Investors should consider carefully what protections they have in funds where carried interest is distributed on a whole-fund basis.
Emerging Issue: Does Giveback Track Distribution Formula?
In most limited partnerships, the Giveback formula does not track the distribution formula during the "catchup" period. Rather, the Giveback only operates if the LP's have earned less than the Preferred Return, or if the GP has earned more than the 20% carry - but it does not provide a Giveback with respect to the LPs' "catchup" amount. The more aggressive investor may wish to request that the giveback formula track the distribution formula.

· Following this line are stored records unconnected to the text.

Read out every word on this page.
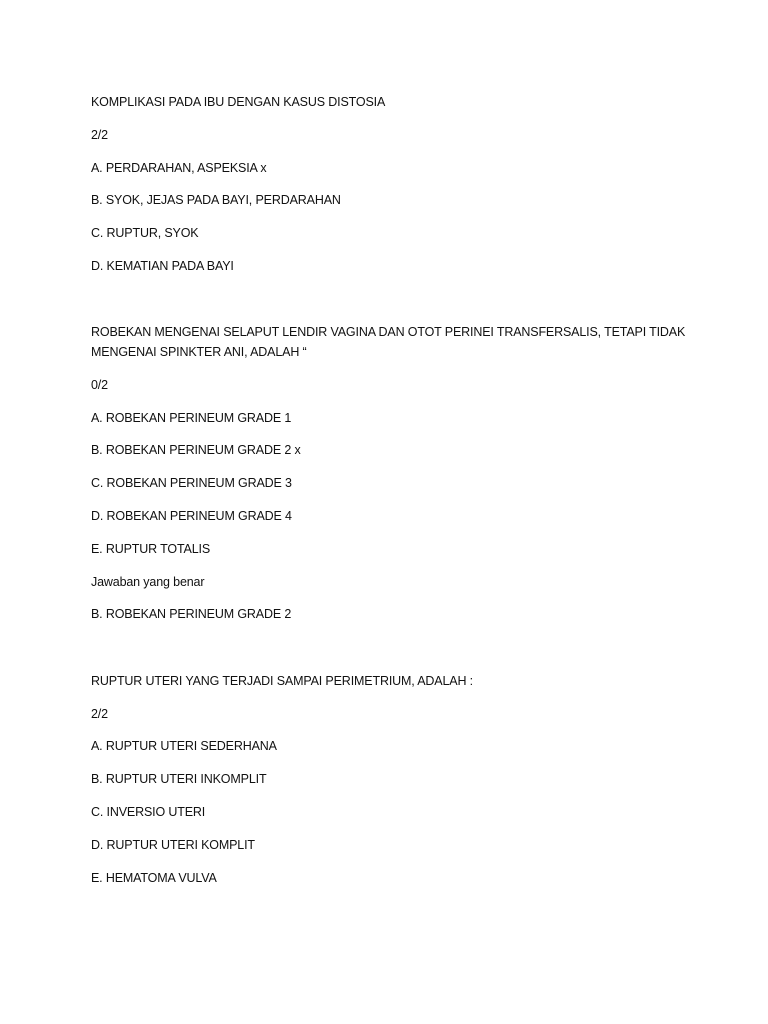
KOMPLIKASI PADA IBU DENGAN KASUS DISTOSIA
2/2
A. PERDARAHAN, ASPEKSIA x
B. SYOK, JEJAS PADA BAYI, PERDARAHAN
C. RUPTUR, SYOK
D. KEMATIAN PADA BAYI
ROBEKAN MENGENAI SELAPUT LENDIR VAGINA DAN OTOT PERINEI TRANSFERSALIS, TETAPI TIDAK
MENGENAI SPINKTER ANI, ADALAH “
0/2
A. ROBEKAN PERINEUM GRADE 1
B. ROBEKAN PERINEUM GRADE 2 x
C. ROBEKAN PERINEUM GRADE 3
D. ROBEKAN PERINEUM GRADE 4
E. RUPTUR TOTALIS
Jawaban yang benar
B. ROBEKAN PERINEUM GRADE 2
RUPTUR UTERI YANG TERJADI SAMPAI PERIMETRIUM, ADALAH :
2/2
A. RUPTUR UTERI SEDERHANA
B. RUPTUR UTERI INKOMPLIT
C. INVERSIO UTERI
D. RUPTUR UTERI KOMPLIT
E. HEMATOMA VULVA
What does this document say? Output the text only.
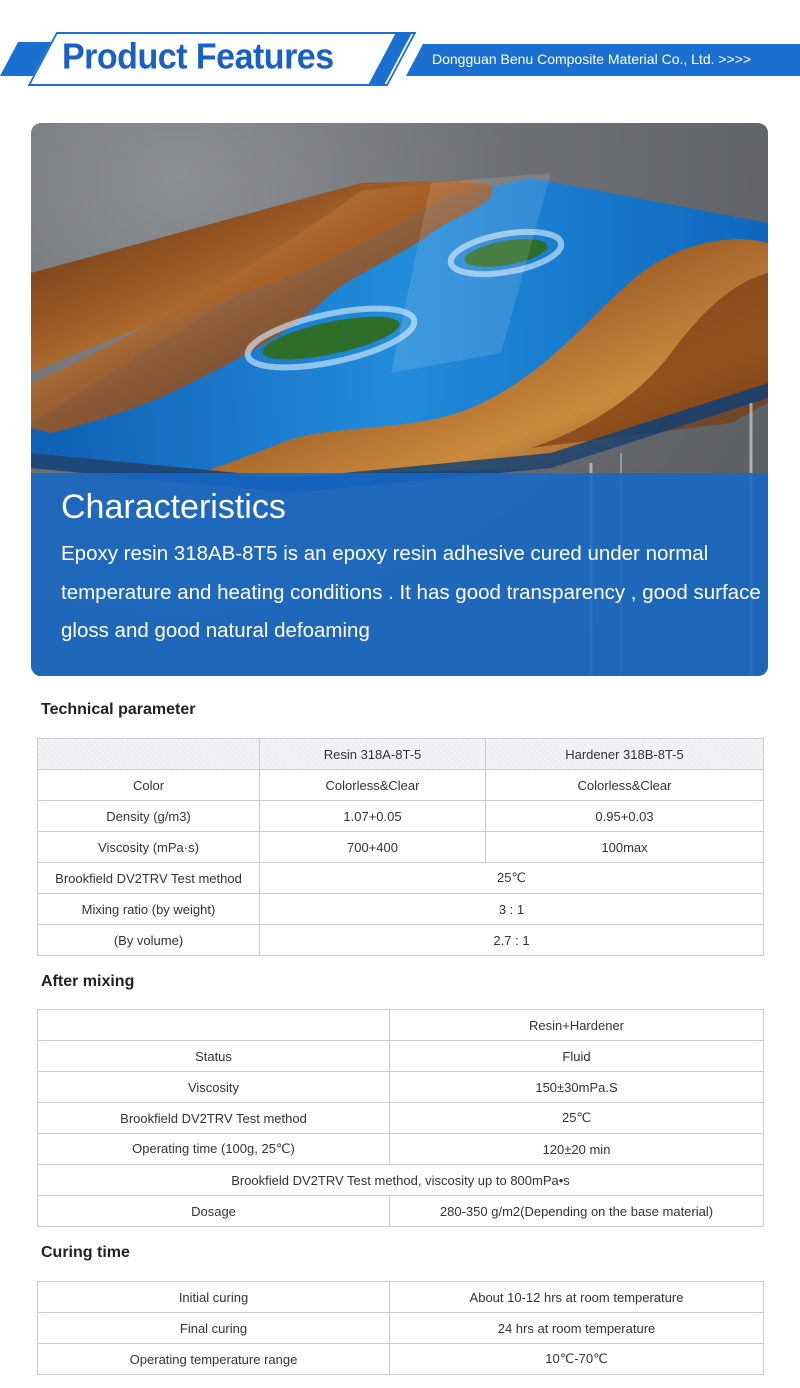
Product Features	Dongguan Benu Composite Material Co., Ltd. >>>>
Characteristics
Epoxy resin 318AB-8T5 is an epoxy resin adhesive cured under normal temperature and heating conditions . It has good transparency , good surface gloss and good natural defoaming
Technical parameter
	Resin 318A-8T-5	Hardener 318B-8T-5
Color	Colorless&Clear	Colorless&Clear
Density (g/m3)	1.07+0.05	0.95+0.03
Viscosity (mPa·s)	700+400	100max
Brookfield DV2TRV Test method	25℃	
Mixing ratio (by weight)	3 : 1	
(By volume)	2.7 : 1	
After mixing
	Resin+Hardener
Status	Fluid
Viscosity	150±30mPa.S
Brookfield DV2TRV Test method	25℃
Operating time (100g, 25℃)	120±20 min
Brookfield DV2TRV Test method, viscosity up to 800mPa•s	
Dosage	280-350 g/m2(Depending on the base material)
Curing time
Initial curing	About 10-12 hrs at room temperature
Final curing	24 hrs at room temperature
Operating temperature range	10℃-70℃
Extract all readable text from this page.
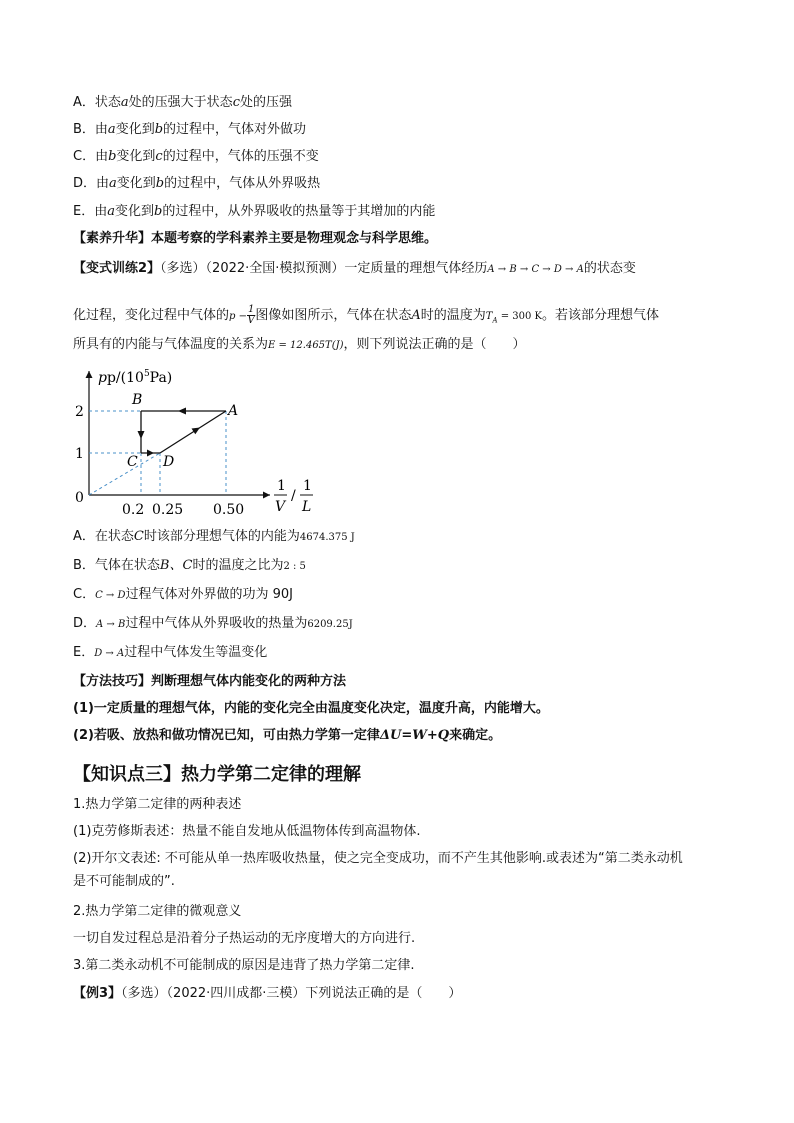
A．状态a处的压强大于状态c处的压强
B．由a变化到b的过程中，气体对外做功
C．由b变化到c的过程中，气体的压强不变
D．由a变化到b的过程中，气体从外界吸热
E．由a变化到b的过程中，从外界吸收的热量等于其增加的内能
【素养升华】本题考察的学科素养主要是物理观念与科学思维。
【变式训练2】（多选）（2022·全国·模拟预测）一定质量的理想气体经历A → B → C → D → A的状态变
化过程，变化过程中气体的$p - \frac{1}{V}$ 图像如图所示，气体在状态A时的温度为$T_A = 300$ K。若该部分理想气体
所具有的内能与气体温度的关系为E = 12.465T(J)，则下列说法正确的是（　　）
A
B
C D
$pp/(10^5Pa)$
2
1
0
0.2 0.25 0.50
1
V
/
1
L
A．在状态C时该部分理想气体的内能为4674.375 J
B．气体在状态B、C时的温度之比为2 : 5
C．C → D过程气体对外界做的功为 90J
D．A → B过程中气体从外界吸收的热量为6209.25J
E．D → A过程中气体发生等温变化
【方法技巧】判断理想气体内能变化的两种方法
(1)一定质量的理想气体，内能的变化完全由温度变化决定，温度升高，内能增大。
(2)若吸、放热和做功情况已知，可由热力学第一定律ΔU=W+Q来确定。
【知识点三】热力学第二定律的理解
1.热力学第二定律的两种表述
(1)克劳修斯表述：热量不能自发地从低温物体传到高温物体.
(2)开尔文表述: 不可能从单一热库吸收热量，使之完全变成功，而不产生其他影响.或表述为“第二类永动机
是不可能制成的”.
2.热力学第二定律的微观意义
一切自发过程总是沿着分子热运动的无序度增大的方向进行.
3.第二类永动机不可能制成的原因是违背了热力学第二定律.
【例3】（多选）（2022·四川成都·三模）下列说法正确的是（　　）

This is a complex issue that will be the subject of a future Investor Alert.
To discuss this Alert further, please contact Jussi Snellman at 608-229-2243 or jsnellman@reinhartlaw.com or Keith Johnson at 608-229-2231 or kjohnson@reinhartlaw.com.
1Carried interest is the profit interest that general partners are entitled to receive from private equity funds and real estate funds; generally this amount is 20% of all
profit, so long as a "hurdle rate" or "preferred return" has been received by the limited partners.